5. Flip Reaction ↔ Action¶
Select the Revolute (click it, or pick it in the tree). In its Inspector, find Reaction overlay shows and switch between Reaction (on A) and Action (on B).
Expected: the arrow flips to the opposite direction but keeps the same length — the equal-and-opposite pair of Newton's third law. Reaction (on A) is what the joint does to the first body; Action (on B) is what that body does back to the joint.

Drive the camera with the ViewBar¶
6. Line up and zoom in¶
The ViewBar (floating over the viewport, or docked in the toolbar — toggle with its dock button) is your camera toolkit:
- Sid (Side view) looks along the hinge axis, so the swing plane sits face-on and the reaction arrow lies in the plane of the page.
- Fit frames the whole model.
- Zoom-window: click it to arm it (it highlights), then drag a rectangle around the pivot to zoom right in on the joint and its arrow.

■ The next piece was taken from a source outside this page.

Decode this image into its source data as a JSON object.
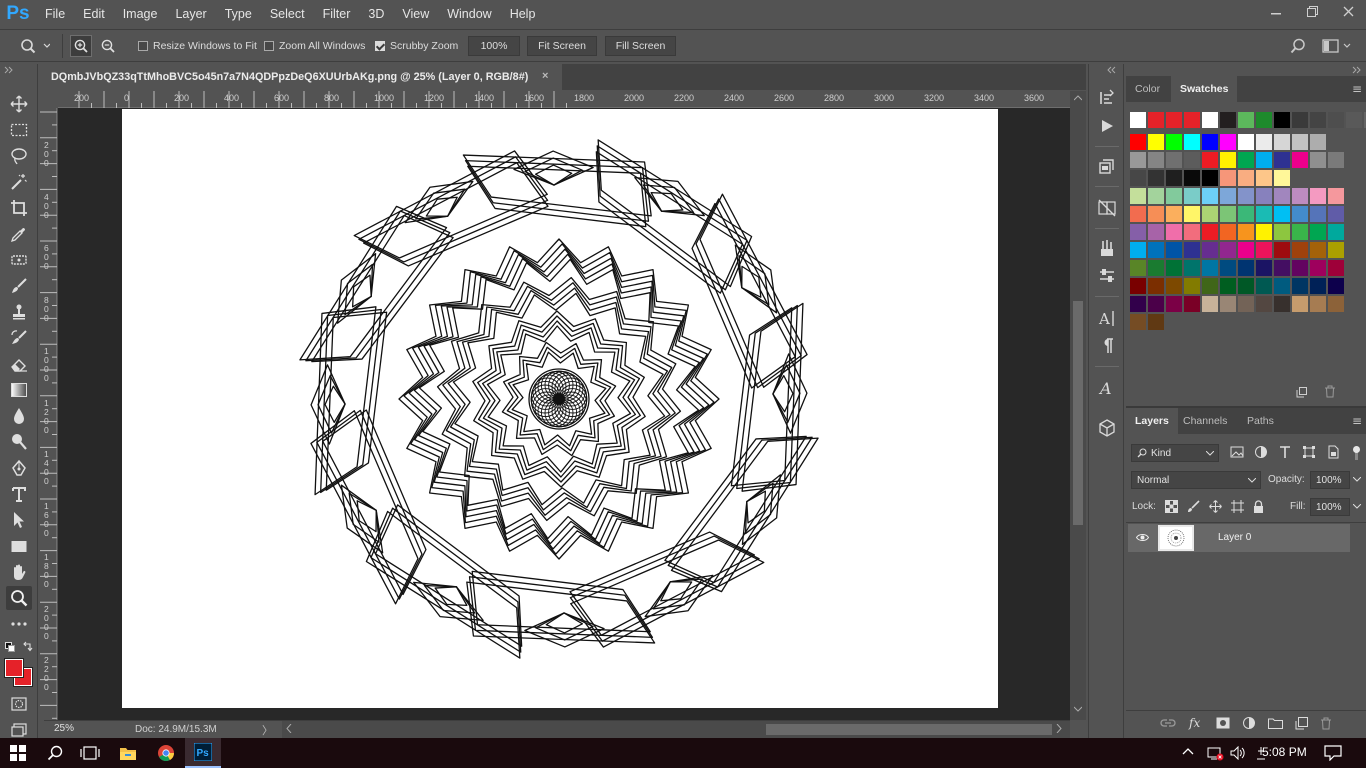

- Top / Frt give the other two orthographic views.
Expected: Side view flattens the swing plane; Zoom-window fills the viewport with the pivot and its reaction arrow; Fit brings the whole pendulum back.

Verifiable outcome¶
- The reaction arrow is longest at the bottom of the swing, shortest at the extremes — the same result as Tutorial 6's Force Request, now as a moving picture. ✅
- Reaction (on A) and Action (on B) are equal and opposite — the toggle flips the arrow's direction but not its length. ✅
- The ViewBar lines the camera up (Side view along the hinge axis) and Zoom-window frames the joint. ✅
Troubleshooting¶
- No arrows appear → confirm Show joint reaction arrows is on (Settings ▸ Forces & torques) and that you've Solved — the overlay needs a result to draw.
- The arrow is a tiny dot, or a huge line off-screen → adjust Arrow scale; if it jumps around frame to frame, switch Scale mode to the fixed mapping.
- I can't tell the force arrow from the torque arrow → give Force colour and Torque colour two clearly different colours.
- I can't find the ViewBar → it may be docked in the toolbar; use its dock/undock button — undocked, it floats over the viewport and you can drag it anywhere.
- Zoom-window does nothing when I drag → click it once to arm it first (it highlights blue), then drag the rectangle (or hold Shift and drag).